Future (in your lifetime) uses (currently these are still in research, but likely available in 10-30 years):

Ø  Cure many forms of cancer, AIDS, CF, MD, sickle cell and other diseases that involve specific changes to normal genes. Gene therapy works for some treatments already; more will be here soon. A more promising breakthrough for more complicated diseases is gene “silencing” with a microRNA piece. Bad genes can be permanently stopped without actually fixing them.

Ø  By knowing what genes cause certain side effects with medicines, pharmacists can provide individualized medicines that will work as close to 100% efficiently as possible for each person’s specific genetic make-up.

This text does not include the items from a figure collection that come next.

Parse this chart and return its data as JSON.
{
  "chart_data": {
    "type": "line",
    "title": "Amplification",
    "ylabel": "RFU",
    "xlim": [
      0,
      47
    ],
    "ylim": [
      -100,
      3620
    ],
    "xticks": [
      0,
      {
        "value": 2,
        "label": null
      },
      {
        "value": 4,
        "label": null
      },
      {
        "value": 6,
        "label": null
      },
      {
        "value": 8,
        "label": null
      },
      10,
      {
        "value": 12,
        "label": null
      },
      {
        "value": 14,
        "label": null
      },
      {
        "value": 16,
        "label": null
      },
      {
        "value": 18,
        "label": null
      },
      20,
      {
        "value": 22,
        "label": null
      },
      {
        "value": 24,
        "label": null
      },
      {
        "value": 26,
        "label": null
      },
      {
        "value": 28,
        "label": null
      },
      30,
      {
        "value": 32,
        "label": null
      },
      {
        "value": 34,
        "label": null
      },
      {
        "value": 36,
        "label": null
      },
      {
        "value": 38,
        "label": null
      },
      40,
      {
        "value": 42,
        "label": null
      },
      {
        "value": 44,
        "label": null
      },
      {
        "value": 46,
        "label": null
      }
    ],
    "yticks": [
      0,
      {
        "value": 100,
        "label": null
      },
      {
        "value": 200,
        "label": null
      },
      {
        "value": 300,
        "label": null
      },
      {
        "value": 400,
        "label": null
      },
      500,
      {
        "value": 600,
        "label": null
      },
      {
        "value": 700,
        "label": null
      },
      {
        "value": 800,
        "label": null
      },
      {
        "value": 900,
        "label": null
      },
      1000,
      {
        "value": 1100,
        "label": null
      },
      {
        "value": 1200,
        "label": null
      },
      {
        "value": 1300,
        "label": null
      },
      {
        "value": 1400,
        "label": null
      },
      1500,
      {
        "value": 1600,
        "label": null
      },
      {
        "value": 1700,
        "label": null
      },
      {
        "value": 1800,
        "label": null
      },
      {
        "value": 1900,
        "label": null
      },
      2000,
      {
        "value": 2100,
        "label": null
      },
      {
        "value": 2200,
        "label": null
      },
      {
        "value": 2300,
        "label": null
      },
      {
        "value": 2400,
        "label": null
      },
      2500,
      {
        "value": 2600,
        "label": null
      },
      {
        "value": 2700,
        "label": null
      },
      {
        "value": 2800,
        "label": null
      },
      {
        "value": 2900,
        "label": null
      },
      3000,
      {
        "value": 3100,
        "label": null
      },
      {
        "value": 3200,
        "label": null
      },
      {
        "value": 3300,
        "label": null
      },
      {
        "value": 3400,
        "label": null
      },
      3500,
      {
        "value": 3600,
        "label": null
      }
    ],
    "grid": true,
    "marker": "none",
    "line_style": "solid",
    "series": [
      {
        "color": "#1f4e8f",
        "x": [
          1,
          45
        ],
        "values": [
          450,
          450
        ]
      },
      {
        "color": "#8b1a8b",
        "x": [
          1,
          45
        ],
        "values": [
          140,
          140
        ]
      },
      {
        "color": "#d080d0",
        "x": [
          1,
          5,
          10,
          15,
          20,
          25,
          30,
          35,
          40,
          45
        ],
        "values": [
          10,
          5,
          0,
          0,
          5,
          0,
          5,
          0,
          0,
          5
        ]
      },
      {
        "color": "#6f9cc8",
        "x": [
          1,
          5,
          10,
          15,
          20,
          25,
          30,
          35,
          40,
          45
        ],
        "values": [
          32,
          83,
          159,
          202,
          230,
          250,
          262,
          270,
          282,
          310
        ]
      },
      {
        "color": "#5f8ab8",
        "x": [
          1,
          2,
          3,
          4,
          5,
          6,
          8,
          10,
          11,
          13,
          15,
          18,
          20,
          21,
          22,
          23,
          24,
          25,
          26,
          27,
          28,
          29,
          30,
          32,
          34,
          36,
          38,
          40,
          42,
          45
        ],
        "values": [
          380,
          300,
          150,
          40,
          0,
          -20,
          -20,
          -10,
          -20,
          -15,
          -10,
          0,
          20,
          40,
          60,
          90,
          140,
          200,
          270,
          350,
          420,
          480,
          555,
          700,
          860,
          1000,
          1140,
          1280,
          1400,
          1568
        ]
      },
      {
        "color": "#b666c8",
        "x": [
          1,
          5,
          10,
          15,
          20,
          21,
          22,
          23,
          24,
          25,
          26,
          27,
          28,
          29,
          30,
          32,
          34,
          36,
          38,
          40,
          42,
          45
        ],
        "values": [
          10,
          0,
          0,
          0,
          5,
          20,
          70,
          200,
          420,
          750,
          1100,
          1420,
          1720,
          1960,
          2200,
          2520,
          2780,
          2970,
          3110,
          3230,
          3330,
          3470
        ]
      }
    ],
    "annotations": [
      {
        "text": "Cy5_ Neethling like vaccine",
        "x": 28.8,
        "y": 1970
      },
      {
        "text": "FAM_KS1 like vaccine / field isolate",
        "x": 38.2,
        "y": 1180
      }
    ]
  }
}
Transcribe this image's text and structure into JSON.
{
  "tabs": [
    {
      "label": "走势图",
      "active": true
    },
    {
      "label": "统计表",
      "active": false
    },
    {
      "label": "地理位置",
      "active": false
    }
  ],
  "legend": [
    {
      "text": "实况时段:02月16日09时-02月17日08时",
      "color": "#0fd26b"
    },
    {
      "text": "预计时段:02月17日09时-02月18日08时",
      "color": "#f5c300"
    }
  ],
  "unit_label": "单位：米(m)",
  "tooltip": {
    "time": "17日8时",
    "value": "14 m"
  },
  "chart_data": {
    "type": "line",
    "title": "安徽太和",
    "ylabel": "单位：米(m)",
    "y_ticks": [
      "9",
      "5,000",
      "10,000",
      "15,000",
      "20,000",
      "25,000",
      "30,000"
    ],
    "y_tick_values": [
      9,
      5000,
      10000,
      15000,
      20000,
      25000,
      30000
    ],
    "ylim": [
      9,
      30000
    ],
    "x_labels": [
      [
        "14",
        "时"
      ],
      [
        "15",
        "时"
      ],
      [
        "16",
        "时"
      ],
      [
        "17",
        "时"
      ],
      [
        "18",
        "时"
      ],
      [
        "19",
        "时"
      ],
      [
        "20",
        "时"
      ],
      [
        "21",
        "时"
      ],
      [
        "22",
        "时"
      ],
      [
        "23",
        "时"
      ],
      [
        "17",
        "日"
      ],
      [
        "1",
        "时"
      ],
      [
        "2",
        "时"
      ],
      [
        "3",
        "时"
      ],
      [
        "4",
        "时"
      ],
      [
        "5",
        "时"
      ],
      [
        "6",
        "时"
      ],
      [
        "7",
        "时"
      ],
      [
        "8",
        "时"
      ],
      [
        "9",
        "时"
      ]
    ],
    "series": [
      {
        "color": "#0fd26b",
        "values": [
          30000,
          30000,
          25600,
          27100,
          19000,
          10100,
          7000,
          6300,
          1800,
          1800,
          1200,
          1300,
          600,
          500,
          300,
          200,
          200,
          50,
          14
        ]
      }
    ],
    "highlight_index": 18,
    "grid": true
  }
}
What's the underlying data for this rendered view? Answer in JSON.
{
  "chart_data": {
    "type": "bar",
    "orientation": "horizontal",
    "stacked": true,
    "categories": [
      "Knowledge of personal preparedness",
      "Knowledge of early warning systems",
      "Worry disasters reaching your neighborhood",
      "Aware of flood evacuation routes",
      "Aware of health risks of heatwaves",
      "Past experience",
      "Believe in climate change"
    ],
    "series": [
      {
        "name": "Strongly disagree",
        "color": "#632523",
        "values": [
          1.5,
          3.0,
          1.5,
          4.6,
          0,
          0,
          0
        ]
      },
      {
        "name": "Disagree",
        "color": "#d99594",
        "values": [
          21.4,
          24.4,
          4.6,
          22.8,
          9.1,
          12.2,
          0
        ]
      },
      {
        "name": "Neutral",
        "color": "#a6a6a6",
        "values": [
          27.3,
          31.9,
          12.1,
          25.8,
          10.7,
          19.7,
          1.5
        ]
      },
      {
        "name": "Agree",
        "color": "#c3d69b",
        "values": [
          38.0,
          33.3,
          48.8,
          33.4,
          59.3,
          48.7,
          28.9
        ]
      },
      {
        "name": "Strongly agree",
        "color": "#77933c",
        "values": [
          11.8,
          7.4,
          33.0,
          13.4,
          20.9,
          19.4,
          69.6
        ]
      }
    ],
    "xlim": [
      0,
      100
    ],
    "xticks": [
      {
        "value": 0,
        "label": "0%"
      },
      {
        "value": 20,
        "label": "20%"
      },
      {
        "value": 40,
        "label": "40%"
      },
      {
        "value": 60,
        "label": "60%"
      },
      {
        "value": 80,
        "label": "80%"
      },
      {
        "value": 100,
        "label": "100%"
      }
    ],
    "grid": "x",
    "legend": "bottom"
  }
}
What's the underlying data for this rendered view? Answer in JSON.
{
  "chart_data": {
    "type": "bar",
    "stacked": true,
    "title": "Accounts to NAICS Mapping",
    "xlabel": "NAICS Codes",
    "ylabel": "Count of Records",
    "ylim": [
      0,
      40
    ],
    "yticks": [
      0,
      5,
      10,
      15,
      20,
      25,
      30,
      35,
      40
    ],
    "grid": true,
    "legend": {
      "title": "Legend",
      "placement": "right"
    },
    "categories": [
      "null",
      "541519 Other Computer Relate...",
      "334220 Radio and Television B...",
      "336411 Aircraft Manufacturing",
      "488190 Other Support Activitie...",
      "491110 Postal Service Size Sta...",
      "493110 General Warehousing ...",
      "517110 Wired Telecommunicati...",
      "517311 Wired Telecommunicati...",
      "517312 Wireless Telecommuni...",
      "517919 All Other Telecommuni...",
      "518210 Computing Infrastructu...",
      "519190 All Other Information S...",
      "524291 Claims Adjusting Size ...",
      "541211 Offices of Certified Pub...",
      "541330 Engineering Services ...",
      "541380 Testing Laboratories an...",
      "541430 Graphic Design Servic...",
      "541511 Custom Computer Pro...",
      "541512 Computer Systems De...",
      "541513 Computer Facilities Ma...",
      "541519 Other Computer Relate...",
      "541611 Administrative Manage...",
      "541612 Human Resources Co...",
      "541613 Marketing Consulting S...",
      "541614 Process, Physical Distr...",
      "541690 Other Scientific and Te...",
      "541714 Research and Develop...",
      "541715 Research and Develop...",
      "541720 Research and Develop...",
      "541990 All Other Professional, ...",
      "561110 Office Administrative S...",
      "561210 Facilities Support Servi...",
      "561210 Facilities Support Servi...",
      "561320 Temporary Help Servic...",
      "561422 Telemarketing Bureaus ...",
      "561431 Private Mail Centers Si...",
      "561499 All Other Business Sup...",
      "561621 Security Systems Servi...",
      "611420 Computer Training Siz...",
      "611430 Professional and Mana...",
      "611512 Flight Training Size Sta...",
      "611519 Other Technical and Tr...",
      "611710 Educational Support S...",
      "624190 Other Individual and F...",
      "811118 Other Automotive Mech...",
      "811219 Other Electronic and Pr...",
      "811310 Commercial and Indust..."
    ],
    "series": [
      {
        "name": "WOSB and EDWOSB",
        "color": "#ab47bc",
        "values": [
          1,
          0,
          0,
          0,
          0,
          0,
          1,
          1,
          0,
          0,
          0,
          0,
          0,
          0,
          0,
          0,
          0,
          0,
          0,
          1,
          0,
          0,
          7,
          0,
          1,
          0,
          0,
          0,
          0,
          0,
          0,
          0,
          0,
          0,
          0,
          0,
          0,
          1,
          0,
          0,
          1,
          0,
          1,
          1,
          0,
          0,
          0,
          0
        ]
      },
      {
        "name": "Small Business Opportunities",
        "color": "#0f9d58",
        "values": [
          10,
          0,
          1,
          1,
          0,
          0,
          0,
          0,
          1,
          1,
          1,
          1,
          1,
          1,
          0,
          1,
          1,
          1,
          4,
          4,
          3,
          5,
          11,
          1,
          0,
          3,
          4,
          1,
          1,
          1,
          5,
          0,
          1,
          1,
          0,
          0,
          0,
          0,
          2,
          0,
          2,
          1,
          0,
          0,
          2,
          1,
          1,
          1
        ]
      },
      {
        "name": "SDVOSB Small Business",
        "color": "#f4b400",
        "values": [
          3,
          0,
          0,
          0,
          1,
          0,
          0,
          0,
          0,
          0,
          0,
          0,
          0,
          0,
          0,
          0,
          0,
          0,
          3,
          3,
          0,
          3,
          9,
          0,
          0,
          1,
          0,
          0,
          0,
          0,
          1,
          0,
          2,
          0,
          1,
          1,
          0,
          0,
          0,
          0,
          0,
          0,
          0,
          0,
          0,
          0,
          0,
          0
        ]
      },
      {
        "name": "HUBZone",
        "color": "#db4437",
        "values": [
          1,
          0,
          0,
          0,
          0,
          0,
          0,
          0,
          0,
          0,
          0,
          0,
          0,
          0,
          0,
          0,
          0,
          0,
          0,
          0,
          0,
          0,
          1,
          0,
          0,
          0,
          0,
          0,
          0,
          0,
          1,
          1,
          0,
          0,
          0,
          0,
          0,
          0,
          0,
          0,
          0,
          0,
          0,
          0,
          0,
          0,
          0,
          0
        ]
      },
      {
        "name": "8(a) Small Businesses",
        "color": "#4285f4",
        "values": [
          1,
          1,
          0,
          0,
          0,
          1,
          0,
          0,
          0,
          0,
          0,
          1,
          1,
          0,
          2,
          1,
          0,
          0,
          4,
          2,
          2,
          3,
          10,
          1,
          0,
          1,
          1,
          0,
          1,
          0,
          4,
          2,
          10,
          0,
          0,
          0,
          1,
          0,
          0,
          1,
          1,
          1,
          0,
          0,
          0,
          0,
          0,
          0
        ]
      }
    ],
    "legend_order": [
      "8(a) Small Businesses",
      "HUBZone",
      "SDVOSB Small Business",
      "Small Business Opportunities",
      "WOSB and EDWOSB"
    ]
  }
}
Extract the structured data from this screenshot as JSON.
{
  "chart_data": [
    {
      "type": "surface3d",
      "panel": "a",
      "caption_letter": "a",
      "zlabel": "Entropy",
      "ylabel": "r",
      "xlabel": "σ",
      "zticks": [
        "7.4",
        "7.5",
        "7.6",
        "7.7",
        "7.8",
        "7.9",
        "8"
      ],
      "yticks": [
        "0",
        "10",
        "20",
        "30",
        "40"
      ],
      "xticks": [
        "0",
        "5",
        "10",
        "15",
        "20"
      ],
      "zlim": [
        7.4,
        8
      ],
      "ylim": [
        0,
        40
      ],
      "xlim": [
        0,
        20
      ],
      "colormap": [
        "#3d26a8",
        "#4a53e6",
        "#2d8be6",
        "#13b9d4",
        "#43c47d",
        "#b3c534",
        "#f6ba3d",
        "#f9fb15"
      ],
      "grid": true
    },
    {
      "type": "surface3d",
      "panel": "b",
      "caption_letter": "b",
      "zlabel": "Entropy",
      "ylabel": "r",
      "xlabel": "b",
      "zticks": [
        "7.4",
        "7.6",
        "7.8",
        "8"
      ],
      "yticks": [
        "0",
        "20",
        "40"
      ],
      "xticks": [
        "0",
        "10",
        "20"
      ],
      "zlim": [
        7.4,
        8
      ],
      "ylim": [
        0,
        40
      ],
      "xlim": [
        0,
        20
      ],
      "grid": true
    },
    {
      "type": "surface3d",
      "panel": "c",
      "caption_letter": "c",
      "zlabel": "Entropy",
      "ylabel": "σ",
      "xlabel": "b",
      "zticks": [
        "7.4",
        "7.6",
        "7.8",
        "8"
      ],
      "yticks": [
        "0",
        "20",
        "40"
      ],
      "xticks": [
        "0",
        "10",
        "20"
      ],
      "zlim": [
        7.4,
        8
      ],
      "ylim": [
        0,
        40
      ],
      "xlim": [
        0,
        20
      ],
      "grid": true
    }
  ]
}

Stem cells – are undifferentiated, which means they do not have the specialized genes turned on to make them be a particular kind of

cell (such as a liver cell, blood cell, bone cell, etc.)

·  Embryonic stem cells-come from 3-5 day old embryos donated to science. Benefit: they can become any kind of cell (fancy word for that is “pluripotent”) and reproduce forever. Drawback: the embryo dies when the cells are collected, very controversial for human embryos.

·  Adult Stem cells-found in a few tissue types in adults, such as heart, blood and bone. Benefit: can be collected without harm. Drawback: not pluripotent, limited cell reproduction lifespan.

·  Induced pluripotent stem cells (iPSCs) – discovered by Shinya Yamanaka in 2007 (won 2012 Nobel Prize for it, fastest award ever). Yamanaka discovered how to reverse differentiation of any adult cell back to a pluripotent stem cell.

Uses-many human diseases that are degenerative (happen as cells get “old” and no longer do their job well) are likely to be treatable with stem cells. Good examples are Alzheimer’s, Parkinson’s, ALS (Lou Gehrig’s disease), heart disease and diabetes. Hockey Hall of Famer, former Whaler and former Glastonbury resident Gordie Howe received stem cell treatment (in Mexico) in November 2014 after a stroke that left him unable to walk or talk. He can now do both. NY Mets pitcher Bartolo Colon had successful stem cell treatment on his shoulder that healed damage that had reduce is fastball by 20 MPH.